Bates’ electorate of Brisbane has the second youngest demographic in the country, so he says he’s no stranger to seeing “really, really passionate” high schools kids taking action to fight for what the issues they care about in other ways.

“They have no other choice. They’re being left out of the critical decisions that impact them and want their voices to be heard,” he said.

“At the moment young people see government as a hindrance to those issues so they have to protest outside the political system to try and affect change and I think giving them this additional option inside the political system is really beneficial and will force politicians to actually listen to young people for once.”

Several countries already around the world allow 16 and 17-year-olds to vote in elections and the most recent to announce voting age legislation reform was New Zealand just last month. Prime Minister Jacinda Ardern announced her government would draft legislation to change the voting age after the NZ supreme court ruled that the voting age should be lowered to 16 to not breach young people’s human rights.

This also isn’t the first time Australian governments have been called upon to lower the voting age. Several submissions to the joint standing committee on electoral matters made in September called for expanded voting rights, including from the deputy vice-chancellor of the University of New South Wales Professor George Williams who said the changes should be incremental and voting could be voluntary for teens at first.

Williams argued it was “notoriously difficult to get 18-year-olds to enrol and vote” as they have loads of other things going on at that age, like finishing school, getting into uni and well, hitting the club.

“On the other hand, 16 and 17-year-olds tend to be in a more stable family environment and still at school,” he said, which would make enrolling to vote a higher priority.

In February, 30 academics and advocates also submitted to the government their strong support for the Electoral Amendment Bill 2021, which would lower the ACT’s voting age to 16.

Submission lead author Associate Professor Faith Gordon from ANU said at the time: “Young people already make a host of important contributions to socio-economic and political activities, and have many rights and responsibilities in society.”

Former opposition leader Bill Shorten made an election promise to lower the voting age back in 2016 but no Labor leaders since have made a similar commitment. Pauline Hanson did however try to raise the voting age to 21.
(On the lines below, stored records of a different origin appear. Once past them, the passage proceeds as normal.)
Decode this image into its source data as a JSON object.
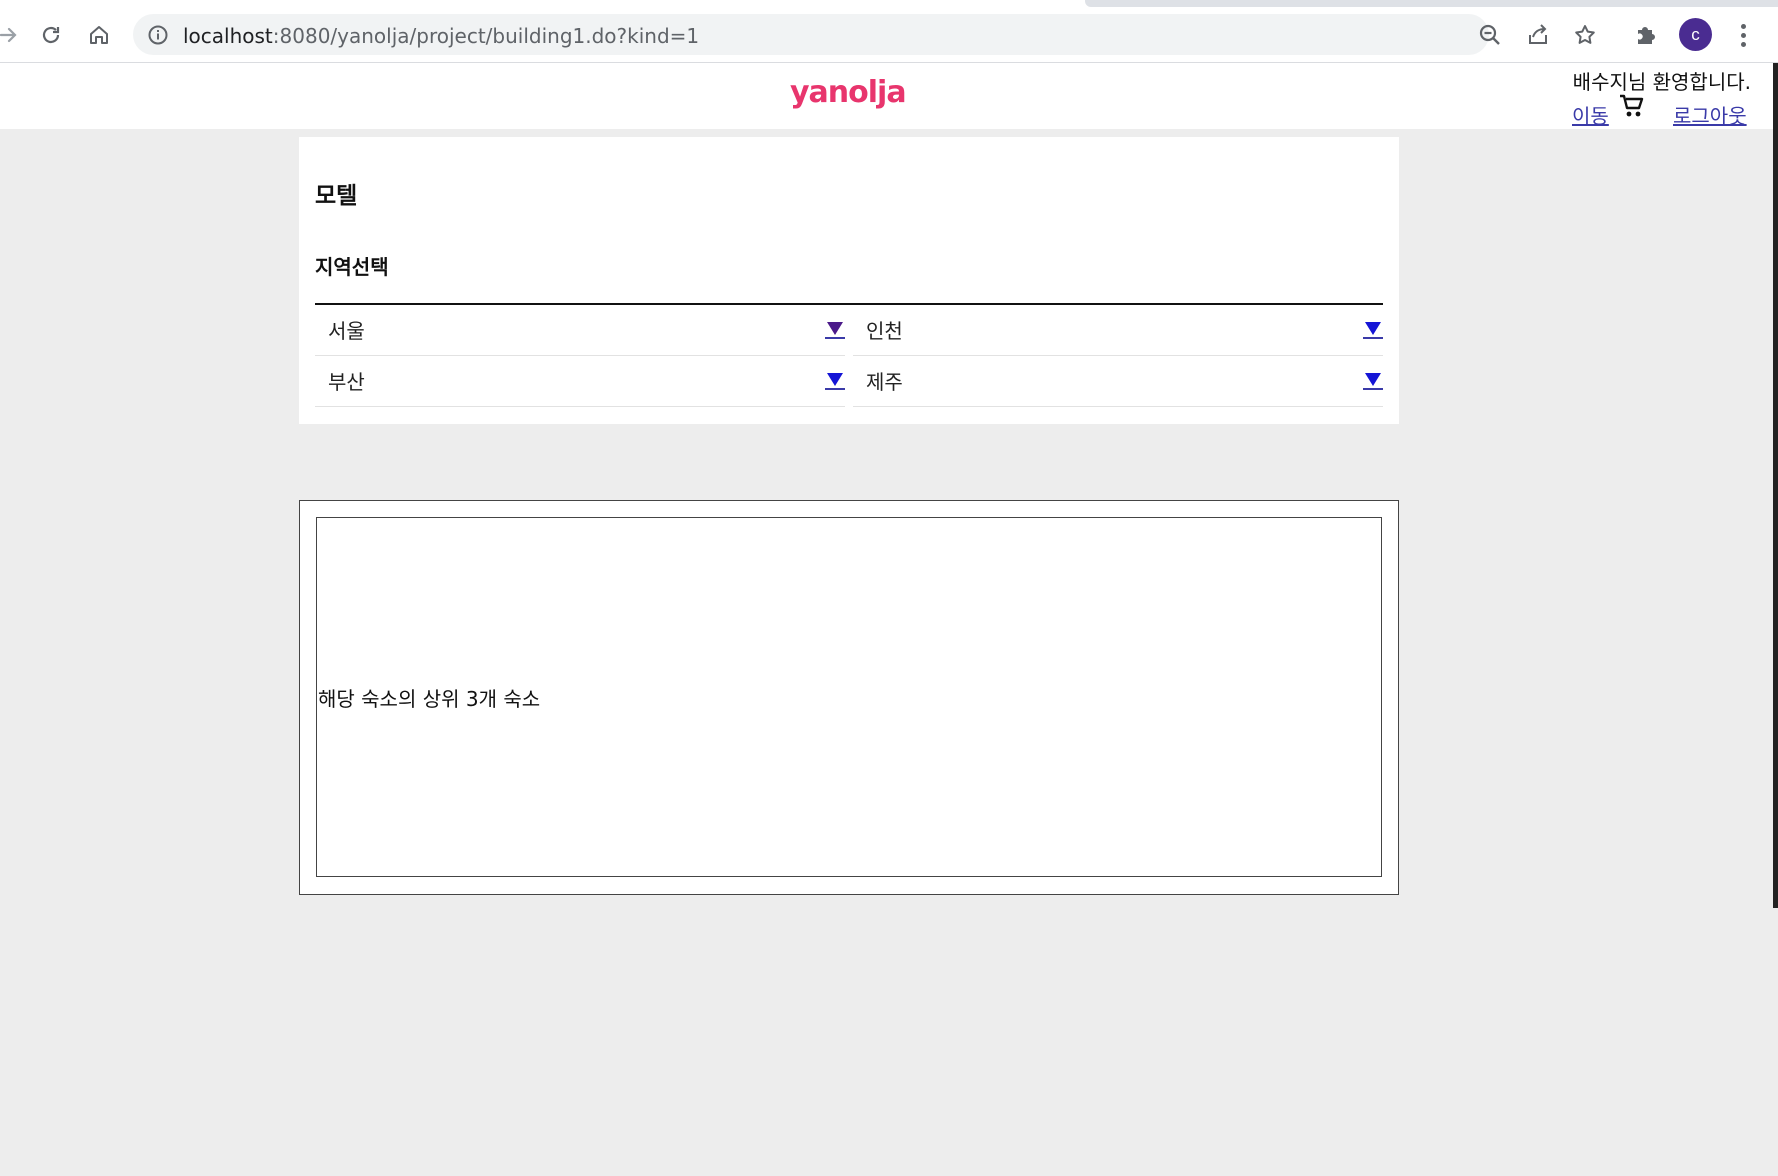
{
  "browser": {
    "url_host": "localhost",
    "url_rest": ":8080/yanolja/project/building1.do?kind=1",
    "profile_initial": "c",
    "icons": [
      "forward-icon",
      "reload-icon",
      "home-icon",
      "info-icon",
      "zoom-out-icon",
      "share-icon",
      "bookmark-star-icon",
      "extensions-icon",
      "menu-kebab-icon"
    ]
  },
  "header": {
    "logo": "yanolja",
    "welcome": "배수지님 환영합니다.",
    "move_link": "이동",
    "logout_link": "로그아웃",
    "cart_icon": "cart-icon"
  },
  "panel": {
    "title": "모텔",
    "subtitle": "지역선택",
    "regions": [
      {
        "label": "서울"
      },
      {
        "label": "인천"
      },
      {
        "label": "부산"
      },
      {
        "label": "제주"
      }
    ]
  },
  "results": {
    "text": "해당 숙소의 상위 3개 숙소"
  },
  "colors": {
    "brand": "#e8356d",
    "link": "#3a3aa8",
    "page_bg": "#ededed",
    "avatar": "#4a2c91"
  }
}
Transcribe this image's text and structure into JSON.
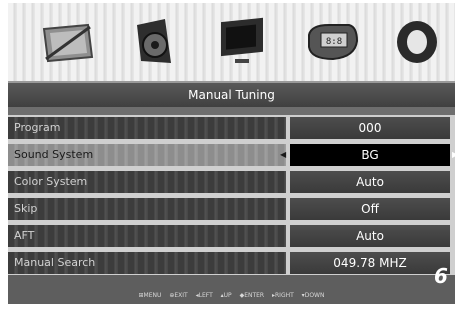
{
  "icons": [
    {
      "name": "picture-icon"
    },
    {
      "name": "sound-icon"
    },
    {
      "name": "tv-icon"
    },
    {
      "name": "time-icon"
    },
    {
      "name": "setup-icon"
    }
  ],
  "menu_title": "Manual Tuning",
  "rows": [
    {
      "label": "Program",
      "value": "000"
    },
    {
      "label": "Sound System",
      "value": "BG"
    },
    {
      "label": "Color System",
      "value": "Auto"
    },
    {
      "label": "Skip",
      "value": "Off"
    },
    {
      "label": "AFT",
      "value": "Auto"
    },
    {
      "label": "Manual Search",
      "value": "049.78 MHZ"
    }
  ],
  "selected_row": "Sound System",
  "key_hints": "⊞MENU ⊕EXIT ◂LEFT ▴UP ◆ENTER ▸RIGHT ▾DOWN",
  "page_number": "6",
  "colors": {
    "background": "#cfcfcf",
    "title_bar": "#4a4a4a",
    "selected_value": "#000000",
    "text": "#ffffff"
  }
}
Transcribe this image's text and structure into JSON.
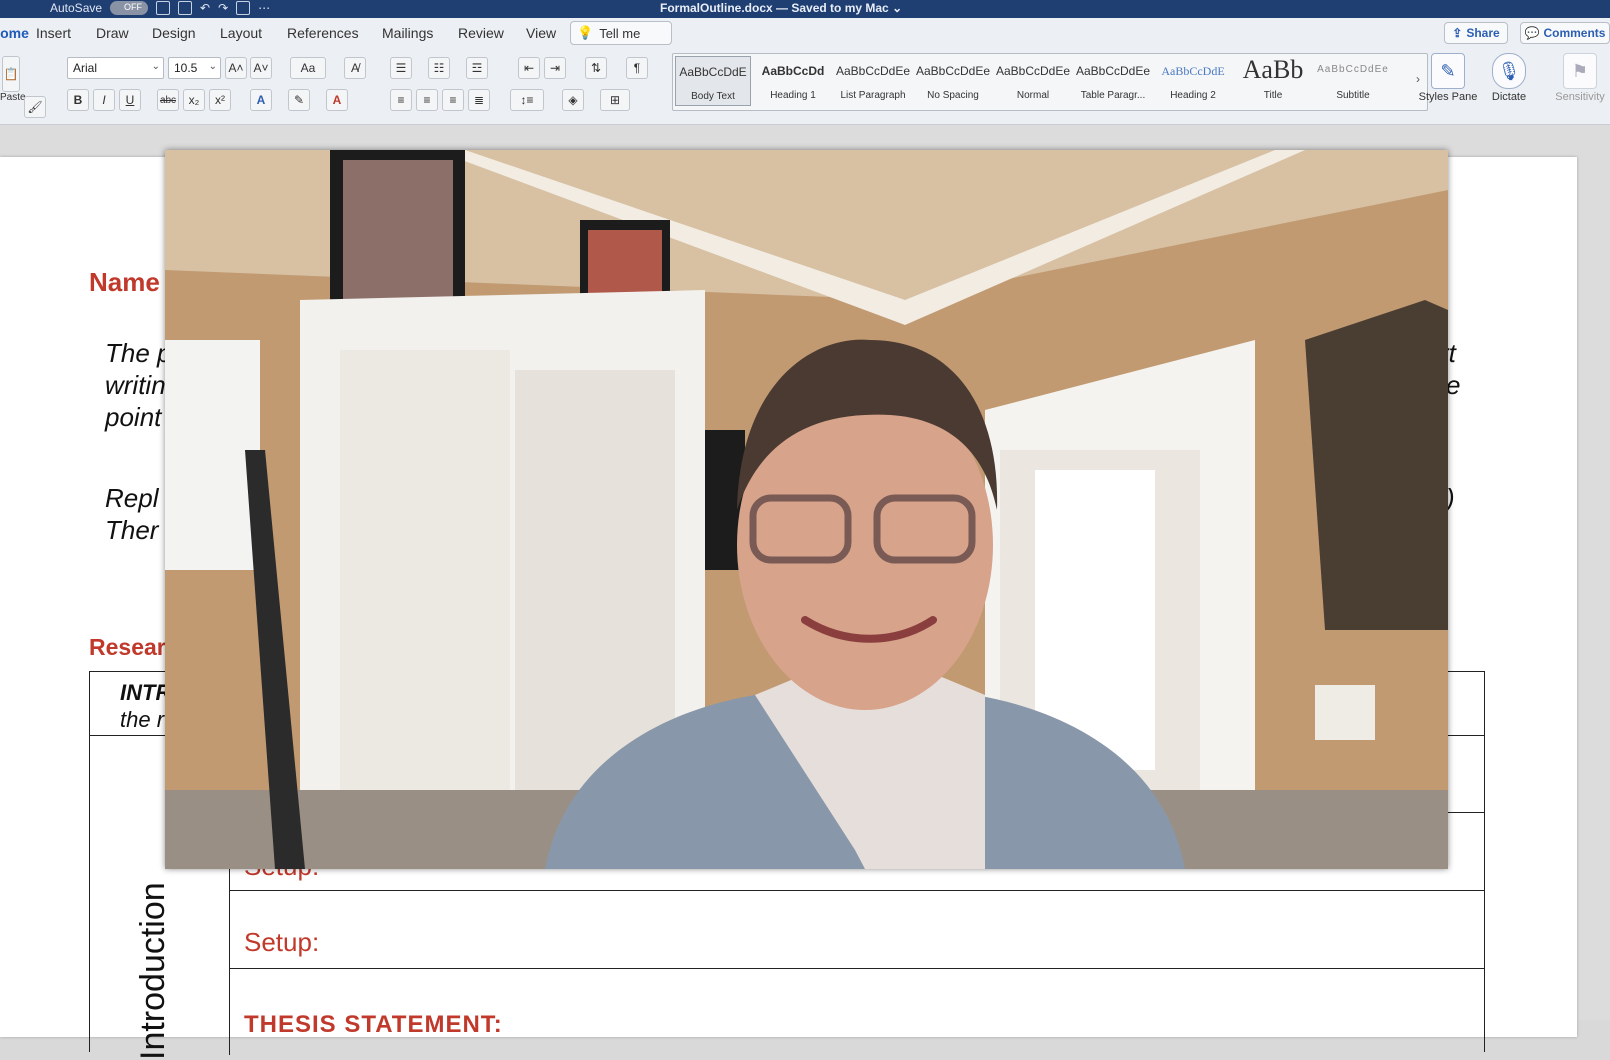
{
  "titlebar": {
    "autosave_label": "AutoSave",
    "autosave_state": "OFF",
    "document_title": "FormalOutline.docx — Saved to my Mac"
  },
  "tabs": [
    "Home",
    "Insert",
    "Draw",
    "Design",
    "Layout",
    "References",
    "Mailings",
    "Review",
    "View"
  ],
  "tell_me": "Tell me",
  "share_label": "Share",
  "comments_label": "Comments",
  "ribbon": {
    "paste_label": "Paste",
    "font_name": "Arial",
    "font_size": "10.5",
    "grow_font": "A˄",
    "shrink_font": "A˅",
    "change_case": "Aa",
    "bold": "B",
    "italic": "I",
    "underline": "U",
    "strikethrough": "abc",
    "subscript": "x₂",
    "superscript": "x²",
    "pilcrow": "¶",
    "styles": [
      {
        "sample": "AaBbCcDdE",
        "name": "Body Text",
        "selected": true
      },
      {
        "sample": "AaBbCcDd",
        "name": "Heading 1"
      },
      {
        "sample": "AaBbCcDdEe",
        "name": "List Paragraph"
      },
      {
        "sample": "AaBbCcDdEe",
        "name": "No Spacing"
      },
      {
        "sample": "AaBbCcDdEe",
        "name": "Normal"
      },
      {
        "sample": "AaBbCcDdEe",
        "name": "Table Paragr..."
      },
      {
        "sample": "AaBbCcDdE",
        "name": "Heading 2"
      },
      {
        "sample": "AaBb",
        "name": "Title"
      },
      {
        "sample": "AaBbCcDdEe",
        "name": "Subtitle"
      }
    ],
    "styles_pane_label": "Styles Pane",
    "dictate_label": "Dictate",
    "sensitivity_label": "Sensitivity"
  },
  "document": {
    "name_label": "Name",
    "para1_line1": "The p",
    "para1_line2": "writin",
    "para1_line3": "point",
    "para1_right1": "rt",
    "para1_right2": "e",
    "para2_line1": "Repl",
    "para2_line2": "Ther",
    "para2_right1": ")",
    "research_label": "Resear",
    "intro_row_bold": "INTR",
    "intro_row_line2": "the r",
    "side_label": "Introduction",
    "setup_1": "Setup:",
    "setup_2": "Setup:",
    "thesis_label": "THESIS STATEMENT:"
  }
}
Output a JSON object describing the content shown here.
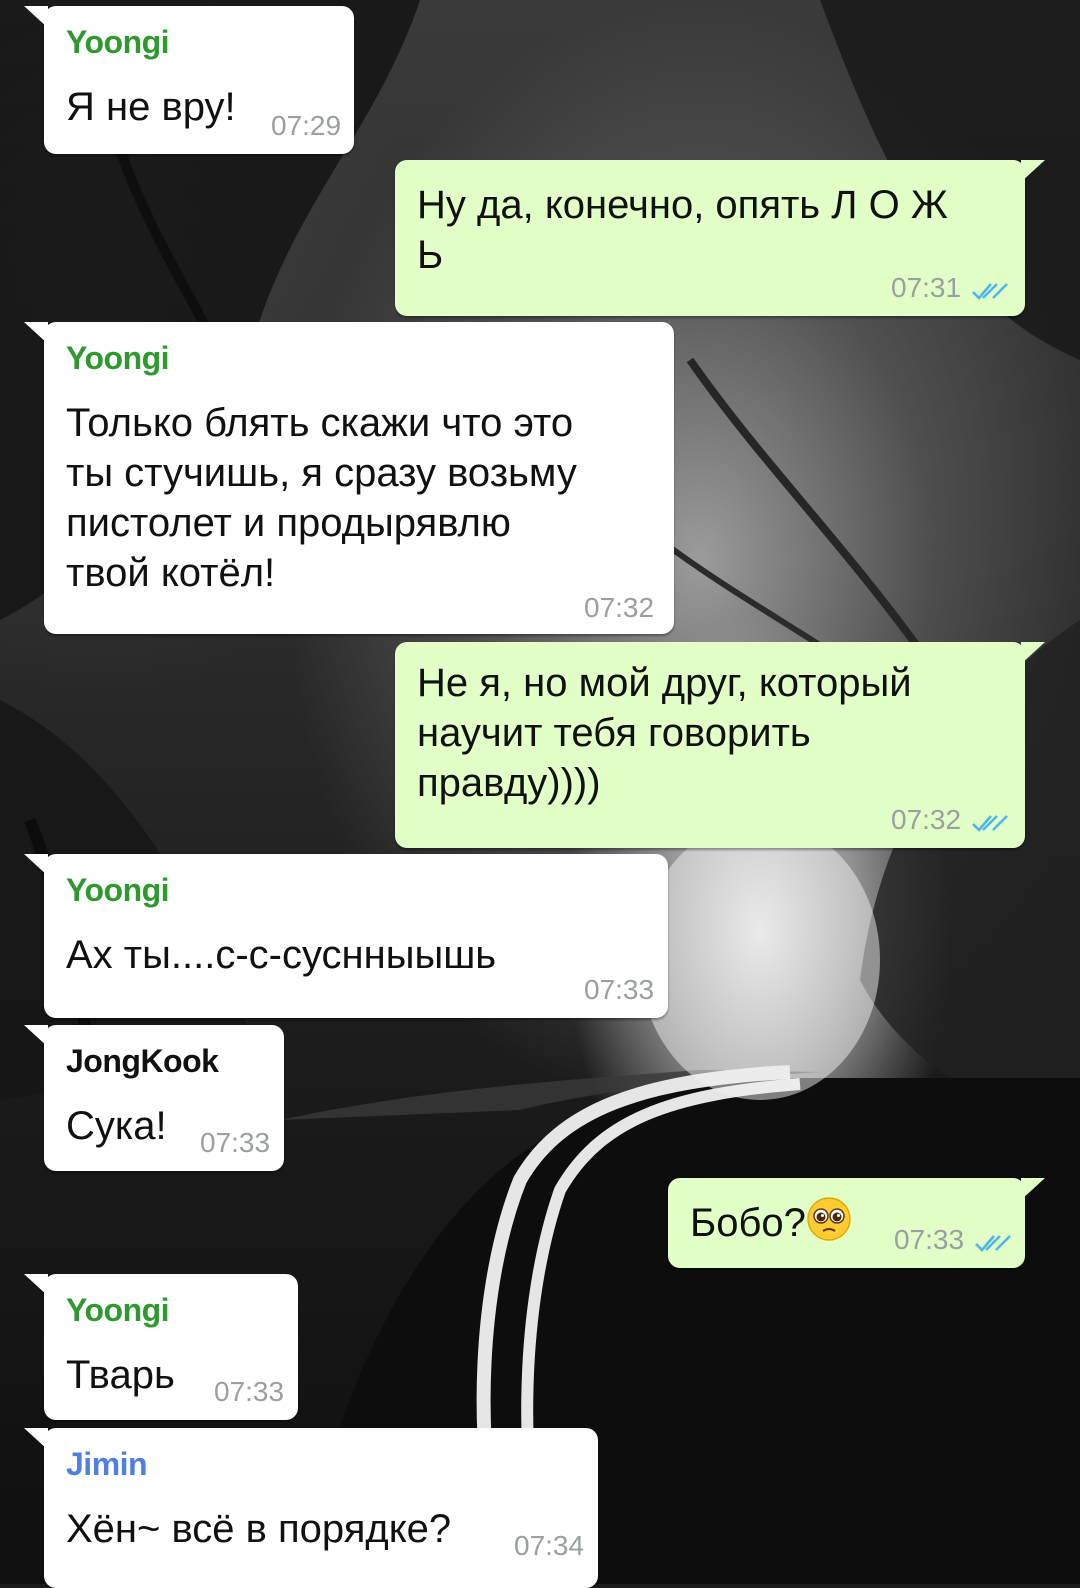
{
  "colors": {
    "incoming_bubble": "#ffffff",
    "outgoing_bubble": "#e2ffc7",
    "timestamp": "#9aa0a0",
    "read_ticks": "#4fb6ec",
    "yoongi_name": "#2e9a2e",
    "jongkook_name": "#111111",
    "jimin_name": "#4f7fe0"
  },
  "messages": [
    {
      "sender": "Yoongi",
      "text": "Я не вру!",
      "time": "07:29"
    },
    {
      "text": "Ну да, конечно, опять Л О Ж\nЬ",
      "time": "07:31",
      "status_icon": "double-check-read"
    },
    {
      "sender": "Yoongi",
      "text": "Только блять скажи что это\nты стучишь, я сразу возьму\nпистолет и продырявлю\nтвой котёл!",
      "time": "07:32"
    },
    {
      "text": "Не я, но мой друг, который\nнаучит тебя говорить\nправду))))",
      "time": "07:32",
      "status_icon": "double-check-read"
    },
    {
      "sender": "Yoongi",
      "text": "Ах ты....с-с-суснныышь",
      "time": "07:33"
    },
    {
      "sender": "JongKook",
      "text": "Сука!",
      "time": "07:33"
    },
    {
      "text": "Бобо?",
      "emoji": "pleading-face",
      "time": "07:33",
      "status_icon": "double-check-read"
    },
    {
      "sender": "Yoongi",
      "text": "Тварь",
      "time": "07:33"
    },
    {
      "sender": "Jimin",
      "text": "Хён~ всё в порядке?",
      "time": "07:34"
    }
  ]
}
Bates’ bill will suggest voting rights are extended to 16 and 17 year olds on a compulsory basis, but that the financial penalty for failing to vote be waived for them.

He also called the counter-arguments to allowing young people to vote — like that perhaps they weren’t mature enough or didn’t yet have the cognitive ability to form rational decisions — were “lazy”.

“We would never question anyone else’s right to have their own opinion and to be able to vote,” he said.

“There are so many things we expect them to do in the realm of adulthood but we deny them the vote.

“The best way to dispel this myth that 16 and 17-year-olds don’t know what they’re doing and they shouldn’t have the right to vote is actually getting them to talk about what they would vote for and why they want to vote. Thats how we’ll get people to see they do have cognitive ability to make rational decisions.”

Private Members Bills often don’t become legislation because they, by nature, aren’t guaranteed to be backed by the government, which holds the majority. But Bates said he was “genuinely really excited” and optimistic for the bill getting through the lower house because it was an issue that had come up a lot in public discourse lately.

“Australia has previously led the way in democracy, being among the first nations to give women the right to vote. It is time for us to pave the way forward again,” he said.

“We’re going to make something big of this.”